The prototype system, dubbed “proactive hearing assistants,” includes headphones that proactively isolate up to four of the wearer’s conversation partners in a noisy soundscape, the University of Washington (UW) reported on its website.
The prototype headphones are powered by an AI model that detects the cadence of a conversation and another model that mutes any voices which don’t follow that pattern, along with other unwanted background noises, the university reported.
The current prototype uses off the shelf hardware – commercial over-the-ear headphones, microphones and circuitry, the developers said. It can identify conversation partners using two to four seconds of audio.

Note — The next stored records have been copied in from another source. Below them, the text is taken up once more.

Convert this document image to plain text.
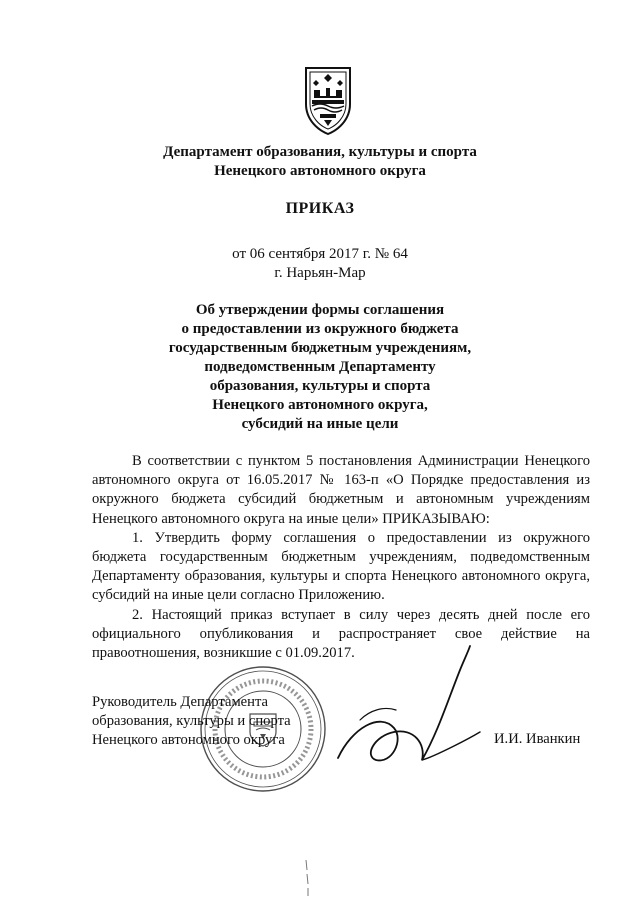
Департамент образования, культуры и спорта
Ненецкого автономного округа
ПРИКАЗ
от 06 сентября 2017 г. № 64
г. Нарьян-Мар
Об утверждении формы соглашения
о предоставлении из окружного бюджета
государственным бюджетным учреждениям,
подведомственным Департаменту
образования, культуры и спорта
Ненецкого автономного округа,
субсидий на иные цели

В соответствии с пунктом 5 постановления Администрации Ненецкого автономного округа от 16.05.2017 № 163-п «О Порядке предоставления из окружного бюджета субсидий бюджетным и автономным учреждениям Ненецкого автономного округа на иные цели» ПРИКАЗЫВАЮ:

1. Утвердить форму соглашения о предоставлении из окружного бюджета государственным бюджетным учреждениям, подведомственным Департаменту образования, культуры и спорта Ненецкого автономного округа, субсидий на иные цели согласно Приложению.

2. Настоящий приказ вступает в силу через десять дней после его официального опубликования и распространяет свое действие на правоотношения, возникшие с 01.09.2017.

Руководитель Департамента
образования, культуры и спорта
Ненецкого автономного округа	И.И. Иванкин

Its creators said, in future, the technology may help users of hearing aids, earbuds and smart glasses to filter their soundscapes without the need to manually direct the AI’s “attention.”
Available for download
The team presented the system on 7 November at the Conference on Empirical Methods in Natural Language Processing in Suzhou, China. The underlying code is open-source and available for download.

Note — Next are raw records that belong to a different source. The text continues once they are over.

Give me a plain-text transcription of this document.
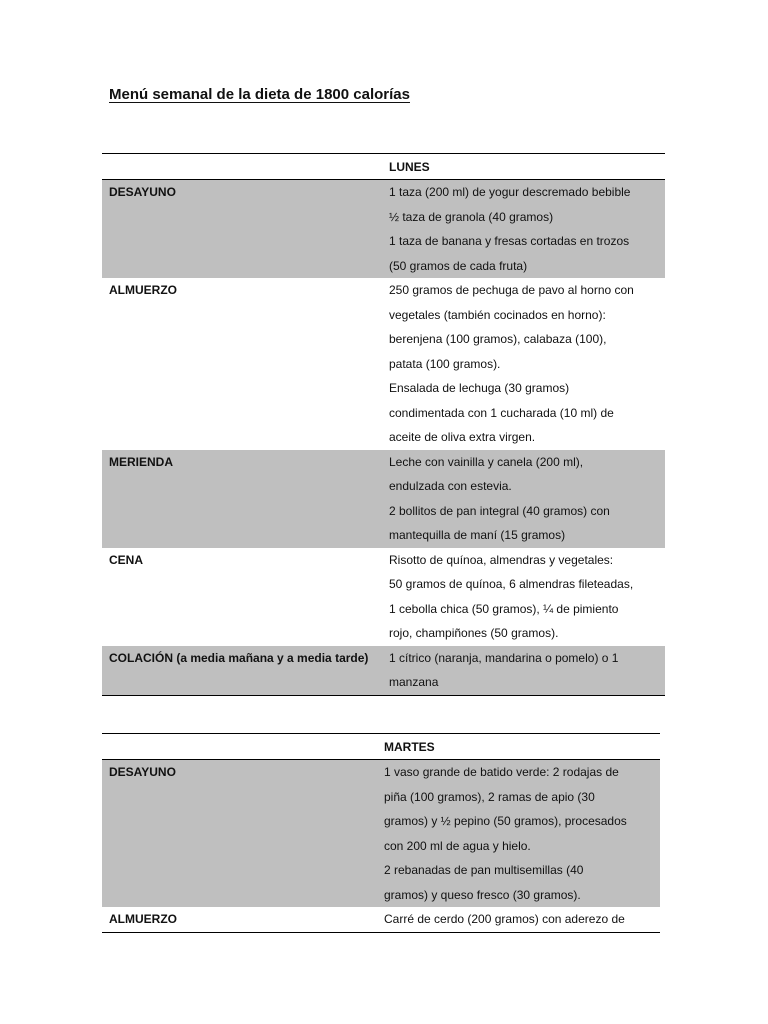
Menú semanal de la dieta de 1800 calorías
LUNES
DESAYUNO	1 taza (200 ml) de yogur descremado bebible
½ taza de granola (40 gramos)
1 taza de banana y fresas cortadas en trozos
(50 gramos de cada fruta)
ALMUERZO	250 gramos de pechuga de pavo al horno con
vegetales (también cocinados en horno):
berenjena (100 gramos), calabaza (100),
patata (100 gramos).
Ensalada de lechuga (30 gramos)
condimentada con 1 cucharada (10 ml) de
aceite de oliva extra virgen.
MERIENDA	Leche con vainilla y canela (200 ml),
endulzada con estevia.
2 bollitos de pan integral (40 gramos) con
mantequilla de maní (15 gramos)
CENA	Risotto de quínoa, almendras y vegetales:
50 gramos de quínoa, 6 almendras fileteadas,
1 cebolla chica (50 gramos), ¼ de pimiento
rojo, champiñones (50 gramos).
COLACIÓN (a media mañana y a media tarde)	1 cítrico (naranja, mandarina o pomelo) o 1
manzana
MARTES
DESAYUNO	1 vaso grande de batido verde: 2 rodajas de
piña (100 gramos), 2 ramas de apio (30
gramos) y ½ pepino (50 gramos), procesados
con 200 ml de agua y hielo.
2 rebanadas de pan multisemillas (40
gramos) y queso fresco (30 gramos).
ALMUERZO	Carré de cerdo (200 gramos) con aderezo de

“Existing approaches to identifying who the wearer is listening to predominantly involve electrodes implanted in the brain to track attention,” said Professor Shyam Gollakota on the UW website.
“Our insight is that when we’re conversing with a specific group of people, our speech naturally follows a turn-taking rhythm. And we can train AI to predict and track those rhythms using only audio, without the need for implanting electrodes.”

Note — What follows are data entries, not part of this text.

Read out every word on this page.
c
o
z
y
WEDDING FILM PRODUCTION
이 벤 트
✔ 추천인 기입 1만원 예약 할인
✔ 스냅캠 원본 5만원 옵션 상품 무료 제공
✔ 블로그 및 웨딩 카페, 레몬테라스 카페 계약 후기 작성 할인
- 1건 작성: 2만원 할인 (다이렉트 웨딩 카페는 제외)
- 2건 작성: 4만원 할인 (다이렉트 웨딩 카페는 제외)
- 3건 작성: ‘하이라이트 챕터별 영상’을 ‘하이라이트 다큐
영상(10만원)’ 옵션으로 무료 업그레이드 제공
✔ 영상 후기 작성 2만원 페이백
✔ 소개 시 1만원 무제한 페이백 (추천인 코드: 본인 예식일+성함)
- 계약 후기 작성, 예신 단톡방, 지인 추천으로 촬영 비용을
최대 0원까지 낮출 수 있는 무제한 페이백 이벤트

Prof Gollakota, from UW’s Paul G. Allen School of Computer Science & Engineering, is the senior author.
The system activates when the person wearing the headphones starts speaking. One AI model starts tracking conversation participants by performing a “who spoke when” analysis and looking for low overlap in exchanges.
It forwards the result to a second model which isolates the participants and plays a clean audio version for the wearer.
Tests on 11 participants, who rated noise suppression and comprehension with and without the AI filtration, found that, overall, the group rated the filtered audio more than twice as favourably as baseline audio.
The team previously developed a smart headphone prototype that can pick a person’s audio out of a crowd when the wearer looks at the person. They also designed a prototype that creates a “sound bubble” by mutating all sounds within a set distance of the wearer.
“Everything we’ve done previously requires the user to manually select a specific speaker or a distance within which to listen, which is not great for user experience,” said lead author Mr Guilin Hu, a doctoral student in the Allen School.
“What we’ve demonstrated is a technology that’s proactive – something that infers human intent noninvasively and automatically.”
Prof Gollakota said more refinement was needed including to prevent it struggling when participants talked over one another or spoke in longer monologues. Models were tested on English, Mandarin and Japanese dialogue so rhythms of other languages might require further fine-tuning, he said.
He hopes to make the system small enough to run on a chip in an earbud or hearing aid. Co-authors include doctoral students Tuochao Chen and Malek Itani.